Thank you very much and have a sunny day! :slight_smile:

1 Like

Welcome to the forum @BrBr

Which atoms exactly do you want to count? What have you tried? If you just want C, N, and O in SMILES strings, then the Speedy SMILES Element Count (C,N,O) node will work.

If you want to count other atoms then you’ll need to create SMARTS queries for the atoms in question and use either the SMARTS Query node or the RDKit Substructure Counter do the counting. This is how you’d count specific functional groups as well.

4 Likes

Hi @elsamuel
Thank you for your fast answer!
The “Speedy SMILES” I’ve tried but and I had a table with SMILES entrys but if I want to configure the node there pops up a window with following text: “Dialog cannot be openend - The dialog cannot be openend for the following reason: No column in spec compartible to ‘SmilesValue’”.

Since I’m not used to SMARTS I need to try the other nodes.

Thank you :slight_smile:

In that case you need to convert the column with smiles values. When you read from a text file or excel file with file read, the column type is then string by default. You then need to use the molecule type cast node to convert the column to a molecule type. Then it will work.

2 Likes

You need to convert the column containing the SMILES strings from string to SMILES.

3 Likes

Thank you for your help. I was possible to count the elements.
But I was not able to get a list of my functional groups. I’m not sure which two inputs the node needs. On the one hand I have the molecule structures and then I need a list with the functional groups. Maybe you have a tip for me?

Hi @BrBr , you might wanna share your workflow so others can assist you better.

Okay, I will try to share it and explain the problem. I’m a chemist and maybe some things are for you easier and quit simple to solve… Sorry for that.
image

This is my workflow at the moment. The File Reader has a CSV with funcitonal groups as SMILES. Then I try to convert the strings so the RDKit could use it. At the moment I have a table at the RDKit Substructure counter but every entry is 0.


On the top I have the different structures (about 600) I want to analyze.

Does it help?

Thank you again!! :slight_smile:

I’m pretty sure you need to connect the RDKit Substructure Counter node differently. Eg queries (=functional groups) go to the lower port and the molecules to the upper port.

1 Like

It is like bewitched… I tried it the whole day in the different way and it did not work. Finally I have my table with the right entries… That’s embarrassing. Anyway, it’s Friday and I finally have a solution for the problem. Thanks to all of you for your help! :partying_face:

1 Like

Hi everyone

First of all thank you again for your help. The node counts my structures but not correctly. For example: I have a structure with an ether and a peptide bond. Unfortunately it counts 2 alcohol, 1 aldehyd, 2 amines …
I tried other nodes to solve it but nothing works and I always have errors.
Do you have an idea?
Cheers!

If you use the substructure counter, it depends on your definition of the query if it works or not but in this case I think there is a setting about only matching once because depending on your pattern definition, the same alcohol can match twice.
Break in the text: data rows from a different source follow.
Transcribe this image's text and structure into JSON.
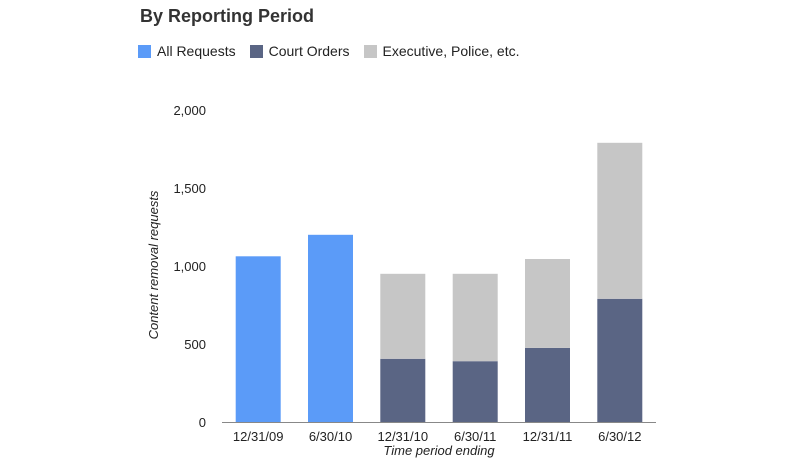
{
  "chart_data": {
    "type": "bar",
    "stacked": true,
    "title": "By Reporting Period",
    "xlabel": "Time period ending",
    "ylabel": "Content removal requests",
    "ylim": [
      0,
      2000
    ],
    "yticks": [
      "0",
      "500",
      "1,000",
      "1,500",
      "2,000"
    ],
    "ytick_values": [
      0,
      500,
      1000,
      1500,
      2000
    ],
    "categories": [
      "12/31/09",
      "6/30/10",
      "12/31/10",
      "6/30/11",
      "12/31/11",
      "6/30/12"
    ],
    "series": [
      {
        "name": "All Requests",
        "color": "#5b9bf8",
        "values": [
          1062,
          1200,
          0,
          0,
          0,
          0
        ]
      },
      {
        "name": "Court Orders",
        "color": "#5a6584",
        "values": [
          0,
          0,
          405,
          390,
          475,
          790
        ]
      },
      {
        "name": "Executive, Police, etc.",
        "color": "#c6c6c6",
        "values": [
          0,
          0,
          545,
          560,
          570,
          1000
        ]
      }
    ],
    "legend_position": "top-left",
    "grid": false
  }
}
This setting you mentioned I tried but it did not work either. I also tried the other node “SMARTS Query”. I have a result but its not clear which atoms are counted. Maybe I need to try an other way with or without KNIME.

Hi @BrBr , please upload your workflow, not the screenshot of it, so others might be able to look at what’s wrong.
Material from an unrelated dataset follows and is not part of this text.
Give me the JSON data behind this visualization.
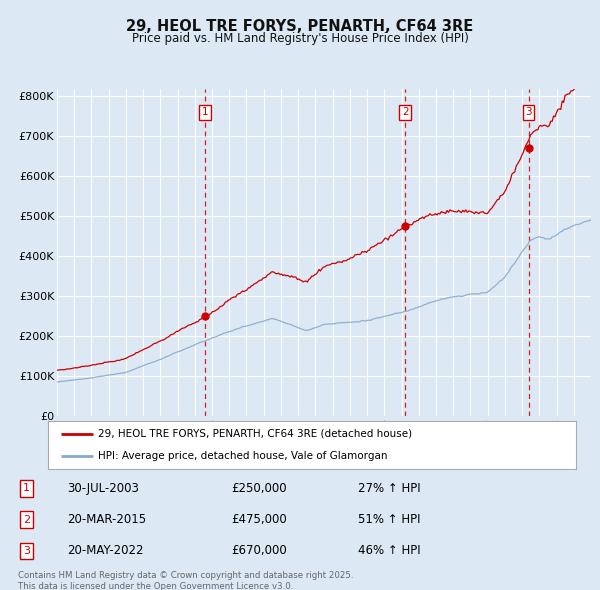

I hope that’s the right one. I replaced the Dataset with a view examples.

Workflow_Functional Groups.knwf (17.6 KB)

I think the problem is that a lot of your functional group definitions are not appropriate.
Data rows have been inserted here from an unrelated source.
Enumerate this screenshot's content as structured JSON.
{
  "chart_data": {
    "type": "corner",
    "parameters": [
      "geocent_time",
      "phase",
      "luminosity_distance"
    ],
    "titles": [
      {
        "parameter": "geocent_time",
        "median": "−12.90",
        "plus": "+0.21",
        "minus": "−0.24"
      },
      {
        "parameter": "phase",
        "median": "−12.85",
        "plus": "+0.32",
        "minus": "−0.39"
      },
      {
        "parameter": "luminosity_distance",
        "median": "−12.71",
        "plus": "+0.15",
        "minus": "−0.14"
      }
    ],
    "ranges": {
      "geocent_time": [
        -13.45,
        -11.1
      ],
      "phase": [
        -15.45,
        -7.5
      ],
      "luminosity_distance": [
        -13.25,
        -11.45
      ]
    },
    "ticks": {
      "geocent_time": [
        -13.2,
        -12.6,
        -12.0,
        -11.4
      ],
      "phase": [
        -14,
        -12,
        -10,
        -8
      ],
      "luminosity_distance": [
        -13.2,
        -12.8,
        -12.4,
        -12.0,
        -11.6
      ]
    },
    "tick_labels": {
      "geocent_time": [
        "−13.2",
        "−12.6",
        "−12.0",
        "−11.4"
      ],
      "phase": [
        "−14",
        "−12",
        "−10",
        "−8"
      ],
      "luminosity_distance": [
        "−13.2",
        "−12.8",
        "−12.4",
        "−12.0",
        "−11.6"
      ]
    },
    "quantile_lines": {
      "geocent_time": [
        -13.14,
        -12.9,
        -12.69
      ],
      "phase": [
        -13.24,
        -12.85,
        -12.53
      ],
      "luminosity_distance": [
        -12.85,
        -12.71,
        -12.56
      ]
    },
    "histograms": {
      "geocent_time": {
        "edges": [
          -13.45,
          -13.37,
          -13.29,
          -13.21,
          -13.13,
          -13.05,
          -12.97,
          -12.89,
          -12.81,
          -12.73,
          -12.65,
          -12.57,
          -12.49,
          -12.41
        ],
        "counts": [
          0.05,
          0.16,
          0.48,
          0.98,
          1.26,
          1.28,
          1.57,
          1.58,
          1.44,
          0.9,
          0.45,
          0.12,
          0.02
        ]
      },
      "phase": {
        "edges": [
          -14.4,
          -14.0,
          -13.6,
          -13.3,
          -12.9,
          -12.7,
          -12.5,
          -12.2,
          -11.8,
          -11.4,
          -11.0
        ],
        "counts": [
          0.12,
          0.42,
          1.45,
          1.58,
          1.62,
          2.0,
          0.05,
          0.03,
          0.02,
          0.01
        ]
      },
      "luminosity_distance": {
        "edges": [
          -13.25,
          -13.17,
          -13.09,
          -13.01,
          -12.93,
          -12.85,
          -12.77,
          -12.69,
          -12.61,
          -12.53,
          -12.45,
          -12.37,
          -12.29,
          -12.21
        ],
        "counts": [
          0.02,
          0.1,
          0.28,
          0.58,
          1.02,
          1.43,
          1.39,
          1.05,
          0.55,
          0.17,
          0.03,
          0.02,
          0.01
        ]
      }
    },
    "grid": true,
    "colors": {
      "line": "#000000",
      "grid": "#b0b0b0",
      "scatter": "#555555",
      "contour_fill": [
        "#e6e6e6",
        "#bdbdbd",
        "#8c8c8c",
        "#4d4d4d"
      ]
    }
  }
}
All of your queries need to be overhauled, and they need to be in a SMARTS format.

For example,

  1. you define an ether as COC. This is going to match aliphatic esters.
  2. you define an amide as CC(=O)N(C)C. This is only going to match specific amides with 2 aliphtic carbons on the nitrogen and another aliphatic carbon on the other end
  3. you define an amine as CC(N)=O. That looks like a generic amide
  4. you define a nitrile as C=N. That’s a double bond, while a nitrile has a triple bond.

You can find SMARTS examples in the RDKit Functional Group Filter node. Just click the i icon and you’ll get the default list:


image

You can also find them on the Daylight website, or in papers like this one and this (check the supporting information), or you can use this SMARTS editor.

`

4 Likes

This topic was automatically closed 7 days after the last reply. New replies are no longer allowed.